QC Data Reviewer (Contract)
Description
Is Kymanox the right fit for you?
You want to make a difference and have an impact…
You enjoy having an influence in your day-to-day work…
You are motivated by working alongside a team filled with
subject matter experts who will help you learn and grow…
You wake up every day and do what you do
… because patients deserve better.
If this sounds like you, you’ve come to the right place.
Responsibilities:
- Follow Quality Control procedures and other technical documents to ensure generated data is aligned with federal regulations, internal policies, and industry practice.
- Provide support in quality system events such as deviations, CAPAs, and change controls.
- Prepare, review, and maintain laboratory records.
- Support laboratory activities for non-GMP and GMP testing of combination products and medical devices.
- Participates in and supports a matrixed team environment with organization and detail-oriented initiatives.
- Provides immediate project support.
- Authors and reviews technically complex documentation to ensure compliance with relevant standards and regulations.
- Follows policies or standard operating procedures to support internal or client projects.
- Completes assigned training requirements (internal and external).

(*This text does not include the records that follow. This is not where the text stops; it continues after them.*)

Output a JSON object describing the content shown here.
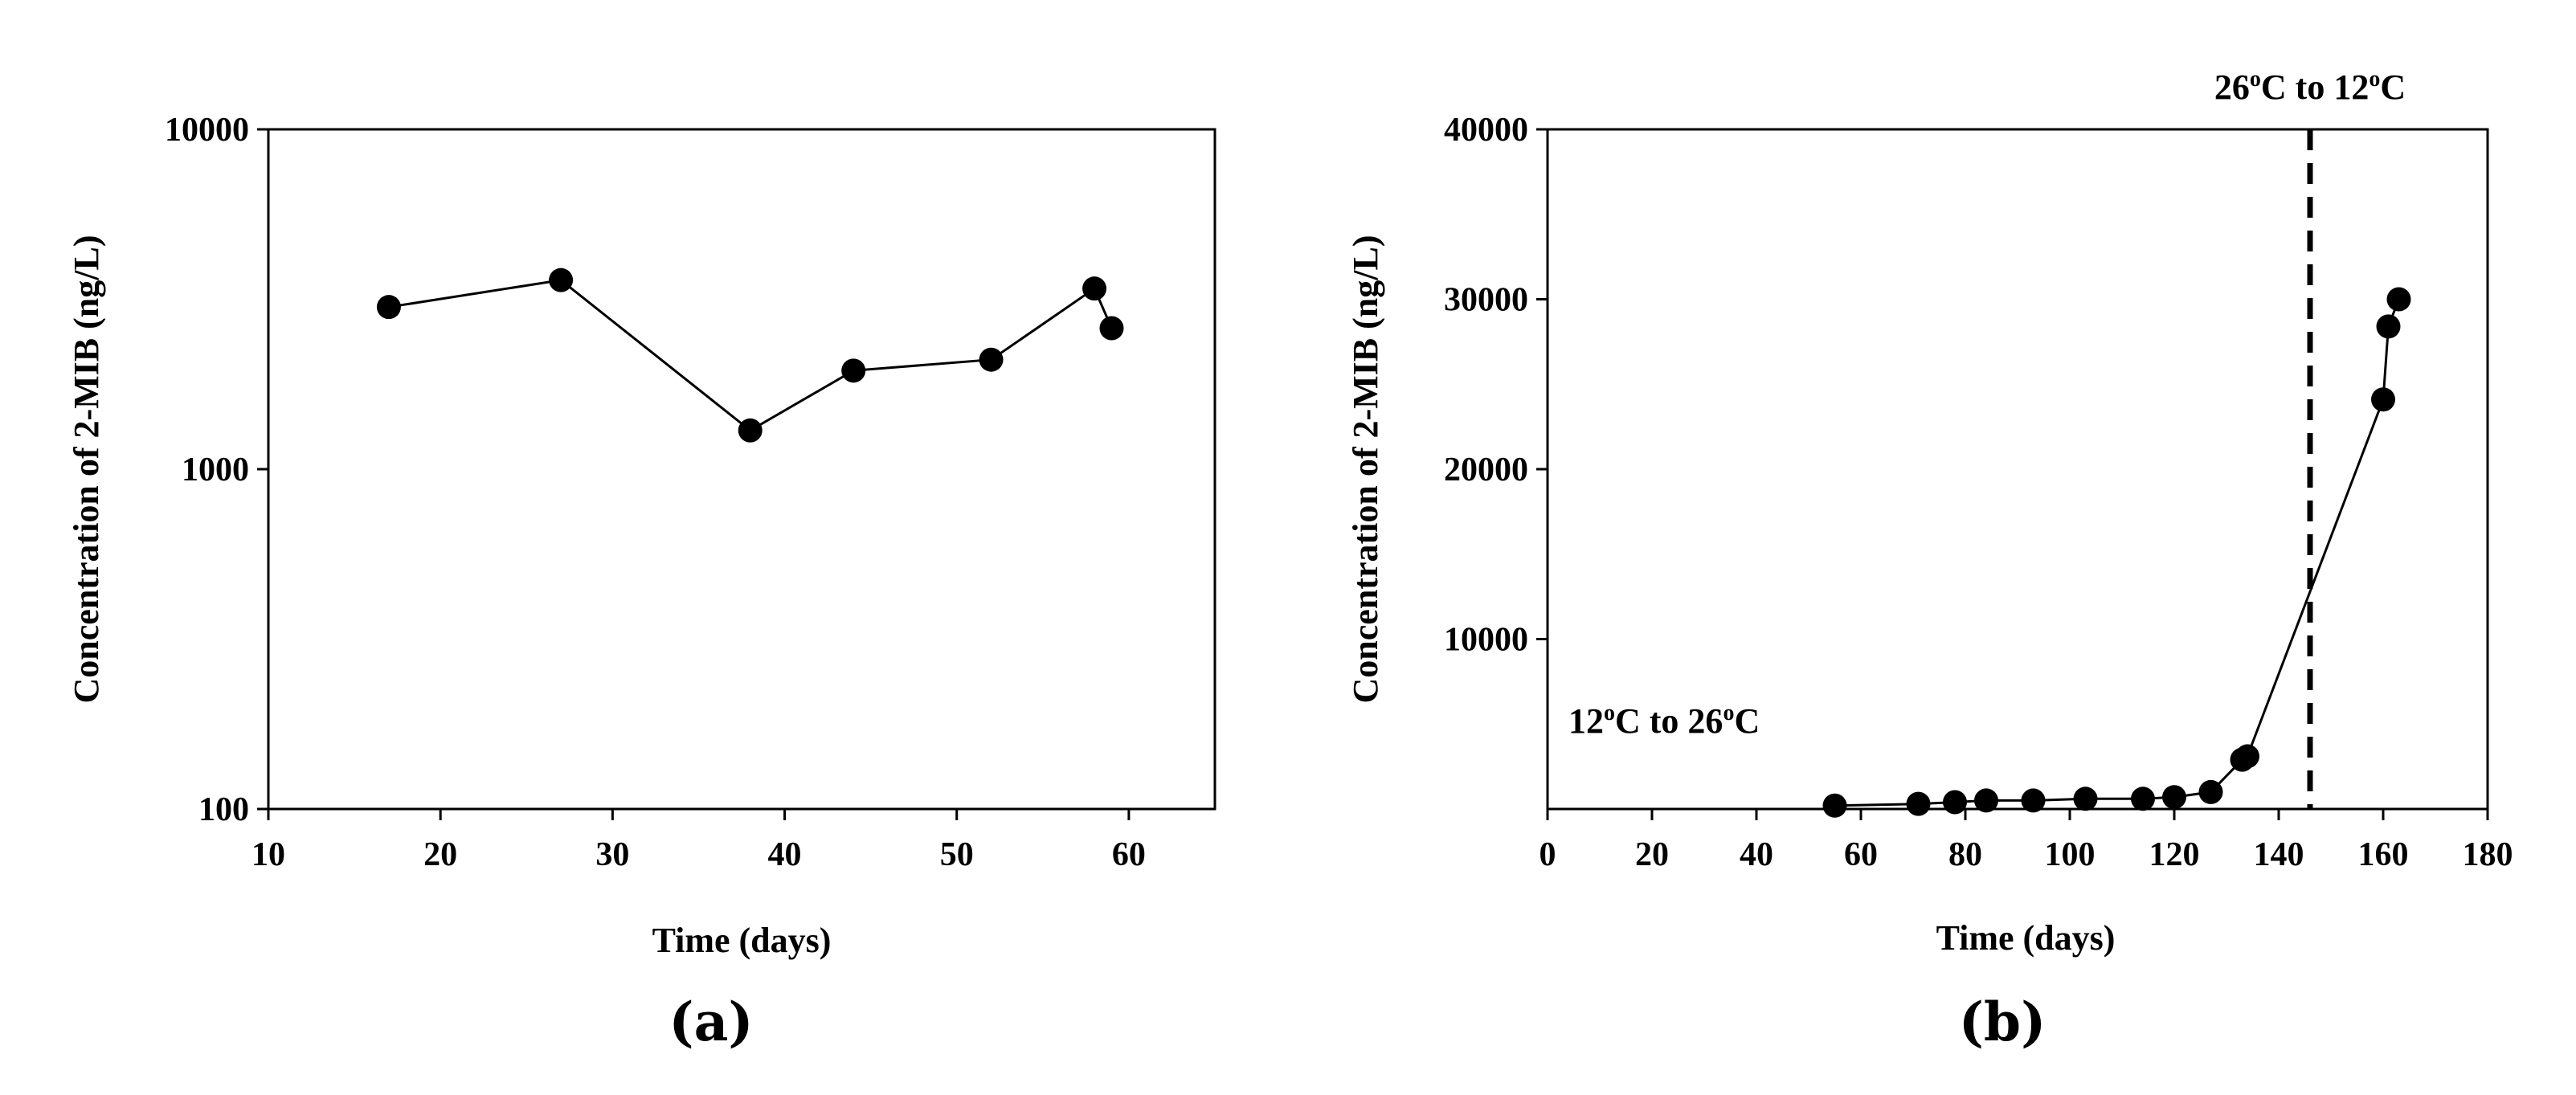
{
  "chart_data": [
    {
      "type": "line",
      "panel_label": "(a)",
      "xlabel": "Time (days)",
      "ylabel": "Concentration of 2-MIB (ng/L)",
      "xscale": "linear",
      "yscale": "log",
      "xlim": [
        10,
        65
      ],
      "ylim": [
        100,
        10000
      ],
      "xticks": [
        10,
        20,
        30,
        40,
        50,
        60
      ],
      "xtick_labels": [
        "10",
        "20",
        "30",
        "40",
        "50",
        "60"
      ],
      "yticks": [
        100,
        1000,
        10000
      ],
      "ytick_labels": [
        "100",
        "1000",
        "10000"
      ],
      "grid": false,
      "series": [
        {
          "name": "2-MIB",
          "x": [
            17,
            27,
            38,
            44,
            52,
            58,
            59
          ],
          "y": [
            3000,
            3600,
            1300,
            1950,
            2100,
            3400,
            2600
          ]
        }
      ]
    },
    {
      "type": "line",
      "panel_label": "(b)",
      "xlabel": "Time (days)",
      "ylabel": "Concentration of 2-MIB (ng/L)",
      "xscale": "linear",
      "yscale": "linear",
      "xlim": [
        0,
        180
      ],
      "ylim": [
        0,
        40000
      ],
      "xticks": [
        0,
        20,
        40,
        60,
        80,
        100,
        120,
        140,
        160,
        180
      ],
      "xtick_labels": [
        "0",
        "20",
        "40",
        "60",
        "80",
        "100",
        "120",
        "140",
        "160",
        "180"
      ],
      "yticks": [
        10000,
        20000,
        30000,
        40000
      ],
      "ytick_labels": [
        "10000",
        "20000",
        "30000",
        "40000"
      ],
      "grid": false,
      "series": [
        {
          "name": "2-MIB",
          "x": [
            55,
            71,
            78,
            84,
            93,
            103,
            114,
            120,
            127,
            133,
            134,
            160,
            161,
            163
          ],
          "y": [
            200,
            300,
            400,
            500,
            500,
            600,
            600,
            700,
            1000,
            2900,
            3100,
            24100,
            28400,
            30000
          ]
        }
      ],
      "vline": {
        "x": 146,
        "style": "dashed"
      },
      "annotations": [
        {
          "text": "12",
          "sup": "o",
          "rest": "C to 26",
          "sup2": "o",
          "rest2": "C",
          "full": "12oC to 26oC",
          "at_x": 4,
          "at_y": 4500
        },
        {
          "text": "26",
          "sup": "o",
          "rest": "C to 12",
          "sup2": "o",
          "rest2": "C",
          "full": "26oC to 12oC",
          "at_x": 146,
          "at_y": 41800
        }
      ]
    }
  ]
}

- Assists in the planning and execution of lab services-related activities.
Educational Background:
- The ideal candidate will have a bachelor’s degree in science or engineering-related discipline, such as Chemistry, Biology, Biomedical Engineering, Mechanical Engineering, or Chemical Engineering.
Experience:
- 2+ years’ experience in the pharmaceutical or biopharmaceutical industry (this includes post graduate experience).
- Demonstrated level of aptitude and knowledge in the pharmaceutical, biotechnology, combination product, and/or medical device sectors is required.
- Experience with pre-filled syringes, autoinjectors, co-packaged kits, other drug delivery platforms, and/or other combination product platforms is recommended.
- Experience with MS Office products (Outlook, Excel, PowerPoint, Word) strongly preferred.
- Familiarity with CGMP and experience in a laboratory setting.
Preferred Qualifications
- Familiarity with medical device/combination product testing
- Experience working within a quality system
- Familiarity with deviation and non-conformance investigations
- Demonstrated work ethic and accountability
- Thrive in a fast paced, growing, and dynamic work environment
Desired Aptitude and Skill Set:
- Detail-oriented
- Strong organizational skills and verbal/written communication skills
- Highly motivated self-starter with a sense of ownership and willingness to learn
- Thrive in a fast-paced, growing, and dynamic work environment
- Ability to form partnerships with internal stakeholders
- Seasoned soft skills (i.e., high EQ)
- Technology savvy
Travel:
Up to 10% travel is possible.
Career Development:
The position will evolve over time and more responsibilities may be added. Since Kymanox is a growing company, there are opportunities for advancement both within the currently defined role and in other functions within the organization.
Compensation:
Base salary is commensurate with experience, qualifications, and other intangibles evident during the interview process – as well as market conditions. Eligible for incentive program after 90 days of outstanding work.
Benefits:
Medical healthcare including dental and vision, short- and long-term disability, life insurance, matching 401(k) retirement plan, continuing education assistance, and other benefits.
About Kymanox:
Join Kymanox – a life sciences professional services company dedicated to life sciences who has successfully delivered over 4000 projects across 20+ countries. Become a member of a dynamic, fulfilling team that helps a broad range of life science products get to market more quickly, more affordably, and with the highest quality and safety standards possible in today’s biotechnology, pharmaceutical, medical device, and combination product industries. With a reputation of providing unparalleled professional services and our highly collaborative team of engineering, compliance, and project management experts, Kymanox provides an outstanding opportunity for learning and career advancement. Kymanox encourages team members, especially new graduates, and young professionals, to work on a variety of projects to gain increased learnings in Kymanox’s service offerings and the life science industry as a whole.
Kymanox is looking for motivated individuals who want to solve problems in the life science industries while doing the work they love and helping get modern medicines that enhance and save patient lives to market. Kymanox provides professional services related to engineering, compliance, and project management. We service clients ranging from Fortune 100 companies to virtual start-up companies. The company was founded in 2004 and has been growing steadily since its inception. Our corporate HQ is based in Research Triangle Park, NC, and we have offices in Boston, Chicago, Philadelphia, and New Jersey.
To learn more about our company, please visit our website: Life Science Solutions | Kymanox
Kymanox is an equal-opportunity employer and works diligently to protect the rights of job seekers by following all local, state, and federal laws as well as best Human Resource (HR) practices in the Life Science industry.